Toen we als student in het begin bij hem kwamen was er bij ons geen spoor van twijfel over zijn karakter of zijn goedheid. Want als dat er wel geweest zou zijn, zouden we natuurlijk nooit zijn leerling geworden zijn. Maar wat moeten we nu doen? Kunnen we het maken om  onze huidige Guru te verlaten en naar een ander te gaan? Komt onze loyaliteit dan niet in  het geding?

De enige uitweg uit zo’n situatie is om je niet druk te maken over de eigenschappen van je Guru. Je zocht een Guru, je vond hem en je zocht veiligheid aan zijn voeten. Je mag er dan toch vanuit gaan dat hierin de bemoeienis van Ishwara te zien is?

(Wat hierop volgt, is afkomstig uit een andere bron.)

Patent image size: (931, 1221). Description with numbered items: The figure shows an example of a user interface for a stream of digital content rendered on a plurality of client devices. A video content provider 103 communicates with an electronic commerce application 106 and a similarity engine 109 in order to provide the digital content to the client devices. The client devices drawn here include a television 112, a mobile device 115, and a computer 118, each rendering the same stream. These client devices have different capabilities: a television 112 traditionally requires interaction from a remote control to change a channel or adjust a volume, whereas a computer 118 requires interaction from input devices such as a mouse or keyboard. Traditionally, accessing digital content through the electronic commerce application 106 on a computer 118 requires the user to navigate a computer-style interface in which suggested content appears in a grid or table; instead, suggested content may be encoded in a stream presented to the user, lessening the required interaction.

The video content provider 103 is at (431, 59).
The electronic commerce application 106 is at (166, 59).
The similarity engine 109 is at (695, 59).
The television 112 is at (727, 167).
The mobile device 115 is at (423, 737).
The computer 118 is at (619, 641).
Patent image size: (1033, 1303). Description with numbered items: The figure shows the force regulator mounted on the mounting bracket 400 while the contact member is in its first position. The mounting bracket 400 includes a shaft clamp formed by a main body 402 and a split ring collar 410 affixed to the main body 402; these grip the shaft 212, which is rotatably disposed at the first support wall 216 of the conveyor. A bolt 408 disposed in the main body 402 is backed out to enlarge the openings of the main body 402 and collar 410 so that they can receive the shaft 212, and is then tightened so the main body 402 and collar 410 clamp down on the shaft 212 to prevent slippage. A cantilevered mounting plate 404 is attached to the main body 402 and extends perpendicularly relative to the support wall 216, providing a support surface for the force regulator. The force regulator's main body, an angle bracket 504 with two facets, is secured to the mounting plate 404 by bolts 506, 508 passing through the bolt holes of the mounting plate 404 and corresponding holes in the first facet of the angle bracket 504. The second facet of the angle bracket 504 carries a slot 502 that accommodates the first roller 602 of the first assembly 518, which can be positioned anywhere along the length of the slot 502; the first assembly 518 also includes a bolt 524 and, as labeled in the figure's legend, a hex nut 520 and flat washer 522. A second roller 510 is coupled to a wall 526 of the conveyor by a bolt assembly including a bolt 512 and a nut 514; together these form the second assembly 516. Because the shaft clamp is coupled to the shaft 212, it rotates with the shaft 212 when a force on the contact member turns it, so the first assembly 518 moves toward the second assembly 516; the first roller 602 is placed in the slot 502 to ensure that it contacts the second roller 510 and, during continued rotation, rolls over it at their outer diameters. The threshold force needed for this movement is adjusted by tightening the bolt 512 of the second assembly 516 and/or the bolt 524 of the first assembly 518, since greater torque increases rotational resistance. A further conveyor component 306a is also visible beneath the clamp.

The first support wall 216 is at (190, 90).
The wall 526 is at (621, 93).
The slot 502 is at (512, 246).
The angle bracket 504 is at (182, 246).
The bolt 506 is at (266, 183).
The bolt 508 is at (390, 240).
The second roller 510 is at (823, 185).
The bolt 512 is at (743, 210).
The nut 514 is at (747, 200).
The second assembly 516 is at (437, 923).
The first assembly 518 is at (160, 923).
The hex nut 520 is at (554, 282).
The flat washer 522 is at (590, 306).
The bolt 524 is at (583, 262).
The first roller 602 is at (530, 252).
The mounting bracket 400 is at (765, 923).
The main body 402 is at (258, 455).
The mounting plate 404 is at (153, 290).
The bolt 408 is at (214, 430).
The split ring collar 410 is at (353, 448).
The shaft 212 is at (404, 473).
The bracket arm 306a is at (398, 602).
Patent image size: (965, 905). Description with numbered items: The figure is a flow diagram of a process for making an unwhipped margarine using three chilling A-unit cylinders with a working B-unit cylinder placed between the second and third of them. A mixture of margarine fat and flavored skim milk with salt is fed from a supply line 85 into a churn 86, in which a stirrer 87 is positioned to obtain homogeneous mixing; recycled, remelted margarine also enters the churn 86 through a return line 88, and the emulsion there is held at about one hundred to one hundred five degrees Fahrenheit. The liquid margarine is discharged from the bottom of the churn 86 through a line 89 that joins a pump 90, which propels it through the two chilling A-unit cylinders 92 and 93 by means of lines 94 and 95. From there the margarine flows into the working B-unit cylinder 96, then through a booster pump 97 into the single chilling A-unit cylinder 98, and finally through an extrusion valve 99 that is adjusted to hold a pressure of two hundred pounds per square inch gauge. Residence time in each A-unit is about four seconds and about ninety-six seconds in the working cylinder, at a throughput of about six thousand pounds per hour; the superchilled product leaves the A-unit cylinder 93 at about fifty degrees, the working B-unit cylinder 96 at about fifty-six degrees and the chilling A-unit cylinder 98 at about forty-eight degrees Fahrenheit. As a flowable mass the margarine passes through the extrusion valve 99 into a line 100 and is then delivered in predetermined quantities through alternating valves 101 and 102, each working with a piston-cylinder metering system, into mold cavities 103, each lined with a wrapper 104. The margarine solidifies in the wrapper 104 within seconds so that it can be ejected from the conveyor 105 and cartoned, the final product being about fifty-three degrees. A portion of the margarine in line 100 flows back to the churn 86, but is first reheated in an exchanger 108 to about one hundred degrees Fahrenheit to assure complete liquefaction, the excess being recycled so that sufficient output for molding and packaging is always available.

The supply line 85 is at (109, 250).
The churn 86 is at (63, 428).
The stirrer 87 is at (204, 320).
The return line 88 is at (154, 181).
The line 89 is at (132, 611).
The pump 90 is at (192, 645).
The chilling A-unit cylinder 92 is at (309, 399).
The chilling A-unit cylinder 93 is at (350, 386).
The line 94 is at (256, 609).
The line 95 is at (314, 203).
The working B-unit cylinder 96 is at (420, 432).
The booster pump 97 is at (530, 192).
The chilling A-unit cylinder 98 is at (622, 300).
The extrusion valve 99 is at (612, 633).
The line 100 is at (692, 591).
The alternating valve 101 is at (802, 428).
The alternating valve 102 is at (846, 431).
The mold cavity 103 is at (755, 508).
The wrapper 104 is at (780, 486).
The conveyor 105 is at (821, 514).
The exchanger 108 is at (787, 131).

Volgens de Shastra’s (De Oude Geschriftenw3n) moet men niet alleen vertrouwen hebben in het feit dat God ons onze Guru zendt, maar ook dat onze Guru zelf God is. Alleen wanneer we onze Guru als een sterveling zien, kan de vraag oprijzen of de Guru tekortkomingen heeft of niet. Zo’n vraag ontstaat niet als hij Ishwara is. Als onze huidige Guru God zelf is, is er geen sprake van dat we hem zouden verlaten om een andere te zoeken.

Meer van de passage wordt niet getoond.